Saisine de l’inspection du travail en cas de manquement de l’employeur
Les salariés, de leur côté, peuvent saisir l’Inspection du travail si l’employeur n’a pris aucune disposition, s’ils considèrent insuffisantes les dispositions prises au regard des conditions climatiques constatées ou s’ils se voient opposer un refus en cas de demande d’aménagement, en particulier la mise à disposition d’eau fraîche et de locaux suffisamment aérés. Ce sera à l’inspecteur du travail d’apprécier si les circonstances climatiques et la situation des salariés justifient un aménagement du poste de travail.
Droit de retrait possible en cas de danger grave et imminent pour sa vie ou sa santé
Le salarié a le droit de se retirer de son poste de travail s’il estime qu’il encourt un « danger grave et imminent » pour sa santé et celle des autres travailleurs, selon l’article L4131-1 du Code du travail. Pour exercer son droit de retrait, il n’a pas besoin d’être autorisé par son employeur.
Selon l’INRS, aucune indication de température maximale au-delà de laquelle il serait dangereux ou interdit de travailler n’est donnée dans le Code du travail. Toutefois, la chaleur peut constituer un risque pour les salariés au-delà de 30 °C pour une activité sédentaire et de 28 °C pour un travail nécessitant une activité physique.

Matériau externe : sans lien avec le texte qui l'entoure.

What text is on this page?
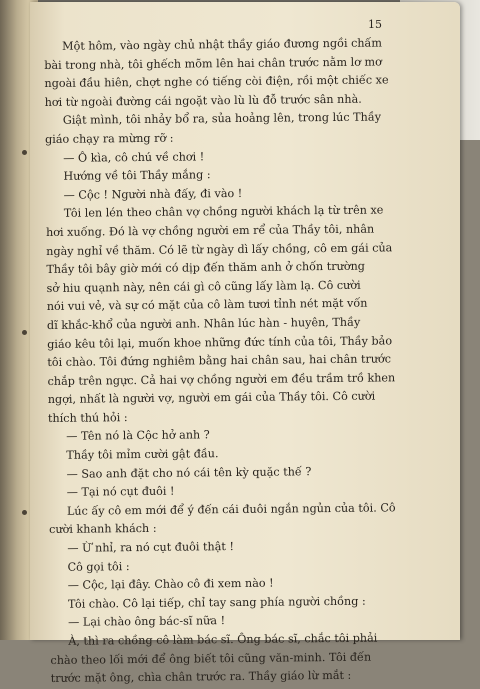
15
Một hôm, vào ngày chủ nhật thầy giáo đương ngồi chấm
bài trong nhà, tôi ghếch mõm lên hai chân trước nằm lơ mơ
ngoài đầu hiên, chợt nghe có tiếng còi điện, rồi một chiếc xe
hơi từ ngoài đường cái ngoặt vào lù lù đỗ trước sân nhà.
Giật mình, tôi nhảy bổ ra, sủa hoảng lên, trong lúc Thầy
giáo chạy ra mừng rỡ :
— Ô kìa, cô chú về chơi !
Hướng về tôi Thầy mắng :
— Cộc ! Người nhà đấy, đi vào !
Tôi len lén theo chân vợ chồng người khách lạ từ trên xe
hơi xuống. Đó là vợ chồng người em rể của Thầy tôi, nhân
ngày nghỉ về thăm. Có lẽ từ ngày dì lấy chồng, cô em gái của
Thầy tôi bây giờ mới có dịp đến thăm anh ở chốn trường
sở hiu quạnh này, nên cái gì cô cũng lấy làm lạ. Cô cười
nói vui vẻ, và sự có mặt của cô làm tươi tỉnh nét mặt vốn
dĩ khắc-khổ của người anh. Nhân lúc hàn - huyên, Thầy
giáo kêu tôi lại, muốn khoe những đức tính của tôi, Thầy bảo
tôi chào. Tôi đứng nghiêm bằng hai chân sau, hai chân trước
chắp trên ngực. Cả hai vợ chồng người em đều trầm trồ khen
ngợi, nhất là người vợ, người em gái của Thầy tôi. Cô cười
thích thú hỏi :
— Tên nó là Cộc hở anh ?
Thầy tôi mỉm cười gật đầu.
— Sao anh đặt cho nó cái tên kỳ quặc thế ?
— Tại nó cụt đuôi !
Lúc ấy cô em mới để ý đến cái đuôi ngắn ngủn của tôi. Cô
cười khanh khách :
— Ừ nhỉ, ra nó cụt đuôi thật !
Cô gọi tôi :
— Cộc, lại đây. Chào cô đi xem nào !
Tôi chào. Cô lại tiếp, chỉ tay sang phía người chồng :
— Lại chào ông bác-sĩ nữa !
À, thì ra chồng cô làm bác sĩ. Ông bác sĩ, chắc tôi phải
chào theo lối mới để ông biết tôi cũng văn-minh. Tôi đến
trước mặt ông, chìa chân trước ra. Thầy giáo lừ mắt :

Des températures qui sont largement dépassées durant cet épisode et qui pourraient l’être de plus en plus souvent à l’avenir, au fur et à mesure des manifestations de l’aggravation du dérèglement climatique.
Enfin, les lieux de travail doivent être équipés d’un matériel de premier secours, adapté aux risques et facilement accessible.
La présence d’un salarié formé au secourisme est obligatoire dans deux cas :
-dans chaque atelier où sont accomplis des travaux dangereux ;
-sur chaque chantier employant 20 travailleurs au moins pendant plus de 15 jours où sont réalisés des travaux dangereux ( C. trav., art. R. 4224-14 et s.).
En dehors de ces deux cas, il demeure néanmoins recommandé de disposer de salariés aptes à pouvoir apporter les premiers secours à une victime d’accident du travail, voire de malaise et ce, quels que soient les risques ou l’effectif de l’entreprise.